Depends. For engine programming, for performance reasons, its best that you manage your memory. For tool and application programming, its best to use garbage collection so that you have this damn tool finished sooner .
In the new C++ Standard, which will be assumedly introduced around 2009, garbage collection is included.
Dev-C++ is an *IDE* not a compiler. The IDE (Integrated Development Environment, or something like that) is the part where you write (and usually, debug) your code. IDEs usually manage your project's source code files and compilation options, which libraries it use, etc. Some of them can also manage data files, provide source control functionality, etc.A compiler is the tool that compiles your source code to executable files (or more precisely, to object files - to produce an executable you need a linker, but your IDE and most compiler front-ends call the linker automatically). Dev-C++ uses the MinGW version of the GCC C++ compiler. GCC means GNU Compiler Collection (used to mean GNU C Compiler) and includes compilers for C, C++, Fortran, Java, Pascal and others. Dev-C++ only includes the C and C++ compilers though.Note that you don't have to use Dev-C++ in order to use MinGW. In fact the version of MinGW that is installed with Dev-C++ is very old (although for learning the language is ok). You can download the latest version from http://www.mingw.org/. For an IDE i would recommend Eclipse - http://www.eclipse.org/. Its far more user friendly than Dev-C++. Code::Blocks is also a nice IDE that seems to gain popularity. You may want to try that if Eclipse is too heavy for your system (basically, in order to work with Eclipse without being blocked by your memory you need at least 1GB - it can work with 512 and even 256mb of RAM but it won't be the same).Btw, Dev-C++'s help includes a C tutorial.

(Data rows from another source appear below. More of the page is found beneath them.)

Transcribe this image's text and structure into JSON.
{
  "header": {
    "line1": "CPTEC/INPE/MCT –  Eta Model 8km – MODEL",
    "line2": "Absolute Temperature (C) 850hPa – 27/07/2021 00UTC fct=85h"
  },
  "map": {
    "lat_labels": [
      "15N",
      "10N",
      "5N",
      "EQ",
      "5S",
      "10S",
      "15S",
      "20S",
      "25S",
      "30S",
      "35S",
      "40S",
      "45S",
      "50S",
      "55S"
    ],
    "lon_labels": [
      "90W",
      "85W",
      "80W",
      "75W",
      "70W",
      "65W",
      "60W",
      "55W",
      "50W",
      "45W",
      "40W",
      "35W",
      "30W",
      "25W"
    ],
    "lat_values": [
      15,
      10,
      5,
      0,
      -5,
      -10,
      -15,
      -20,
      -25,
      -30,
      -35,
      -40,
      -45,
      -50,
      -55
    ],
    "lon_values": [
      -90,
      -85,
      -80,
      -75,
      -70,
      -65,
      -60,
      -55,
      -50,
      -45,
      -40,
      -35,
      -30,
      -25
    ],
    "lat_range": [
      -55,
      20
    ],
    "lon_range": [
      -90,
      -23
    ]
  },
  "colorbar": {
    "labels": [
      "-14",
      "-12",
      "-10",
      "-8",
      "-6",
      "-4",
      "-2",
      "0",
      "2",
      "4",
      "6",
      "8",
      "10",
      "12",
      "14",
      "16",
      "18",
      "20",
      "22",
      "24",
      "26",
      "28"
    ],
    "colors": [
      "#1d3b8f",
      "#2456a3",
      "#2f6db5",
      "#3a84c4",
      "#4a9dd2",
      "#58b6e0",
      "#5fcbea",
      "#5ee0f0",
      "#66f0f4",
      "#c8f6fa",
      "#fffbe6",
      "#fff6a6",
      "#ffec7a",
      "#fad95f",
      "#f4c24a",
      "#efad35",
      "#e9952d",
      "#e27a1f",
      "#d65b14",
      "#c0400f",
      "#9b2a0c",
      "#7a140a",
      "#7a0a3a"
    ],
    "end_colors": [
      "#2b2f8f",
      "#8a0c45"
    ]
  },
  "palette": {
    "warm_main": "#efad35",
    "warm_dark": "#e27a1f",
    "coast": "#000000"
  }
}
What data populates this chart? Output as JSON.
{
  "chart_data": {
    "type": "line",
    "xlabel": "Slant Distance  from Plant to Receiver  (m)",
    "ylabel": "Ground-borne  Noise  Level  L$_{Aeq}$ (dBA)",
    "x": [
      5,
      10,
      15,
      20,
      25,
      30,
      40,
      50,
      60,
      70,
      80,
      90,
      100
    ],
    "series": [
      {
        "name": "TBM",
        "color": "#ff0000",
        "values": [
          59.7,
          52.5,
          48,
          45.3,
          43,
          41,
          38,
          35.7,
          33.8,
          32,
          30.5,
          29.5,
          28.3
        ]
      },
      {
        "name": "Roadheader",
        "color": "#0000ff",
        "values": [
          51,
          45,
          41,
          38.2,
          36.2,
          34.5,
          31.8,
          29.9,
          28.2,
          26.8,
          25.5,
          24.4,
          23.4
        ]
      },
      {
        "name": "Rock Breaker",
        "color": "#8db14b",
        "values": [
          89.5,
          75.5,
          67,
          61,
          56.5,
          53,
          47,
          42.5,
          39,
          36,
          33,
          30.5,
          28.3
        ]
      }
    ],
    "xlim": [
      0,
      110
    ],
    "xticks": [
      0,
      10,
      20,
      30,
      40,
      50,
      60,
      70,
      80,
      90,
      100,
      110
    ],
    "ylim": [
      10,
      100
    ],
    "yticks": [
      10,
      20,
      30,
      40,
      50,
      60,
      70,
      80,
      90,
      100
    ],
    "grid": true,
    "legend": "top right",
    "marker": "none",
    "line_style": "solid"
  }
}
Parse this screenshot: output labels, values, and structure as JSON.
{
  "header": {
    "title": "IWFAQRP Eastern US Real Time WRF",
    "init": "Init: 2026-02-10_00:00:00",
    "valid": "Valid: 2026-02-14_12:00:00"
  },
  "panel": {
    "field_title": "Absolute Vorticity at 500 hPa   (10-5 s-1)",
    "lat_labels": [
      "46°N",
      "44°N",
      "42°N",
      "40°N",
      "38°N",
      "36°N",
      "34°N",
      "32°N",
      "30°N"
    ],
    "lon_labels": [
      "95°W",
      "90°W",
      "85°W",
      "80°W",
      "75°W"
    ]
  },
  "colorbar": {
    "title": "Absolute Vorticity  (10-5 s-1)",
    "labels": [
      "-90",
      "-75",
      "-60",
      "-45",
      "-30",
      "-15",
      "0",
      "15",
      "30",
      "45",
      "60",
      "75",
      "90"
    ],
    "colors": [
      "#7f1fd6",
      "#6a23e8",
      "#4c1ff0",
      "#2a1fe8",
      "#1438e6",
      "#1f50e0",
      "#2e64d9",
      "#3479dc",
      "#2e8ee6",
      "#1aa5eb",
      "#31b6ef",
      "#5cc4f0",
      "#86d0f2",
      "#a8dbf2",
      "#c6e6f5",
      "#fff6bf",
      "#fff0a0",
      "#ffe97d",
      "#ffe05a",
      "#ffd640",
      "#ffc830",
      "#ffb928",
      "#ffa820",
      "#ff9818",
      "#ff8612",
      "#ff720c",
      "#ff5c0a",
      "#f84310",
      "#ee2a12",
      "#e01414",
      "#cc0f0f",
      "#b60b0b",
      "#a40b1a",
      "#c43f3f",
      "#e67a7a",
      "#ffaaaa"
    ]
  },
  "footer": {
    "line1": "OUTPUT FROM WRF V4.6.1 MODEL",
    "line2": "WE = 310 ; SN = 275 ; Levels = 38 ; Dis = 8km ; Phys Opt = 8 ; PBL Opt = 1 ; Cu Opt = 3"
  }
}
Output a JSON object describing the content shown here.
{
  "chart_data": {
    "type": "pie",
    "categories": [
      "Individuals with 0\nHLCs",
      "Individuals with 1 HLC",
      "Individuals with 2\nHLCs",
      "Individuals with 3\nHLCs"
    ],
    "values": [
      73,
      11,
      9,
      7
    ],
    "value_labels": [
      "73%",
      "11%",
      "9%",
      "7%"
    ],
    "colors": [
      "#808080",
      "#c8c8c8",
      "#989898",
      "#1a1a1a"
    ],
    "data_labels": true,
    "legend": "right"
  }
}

@David:Not to go offtopic, but although the latest version of MSDEV is much better than the previous versions, i wouldn't say its the best IDE. When it comes to features Eclipse is much better. However as i said, Eclipse is very resource intensive. Personally i use MSDEV in Windows only because it is more responsive, but i miss a few things (like Control+Click on an identifier to go to its declaration and integrated Subversion and Trac support).
Hm, it seems most of my time has been trying to learn how to use EClipse - it's a much messier program than DevCPP.I think I might stick with that, until I need some of the features that Eclipse offers.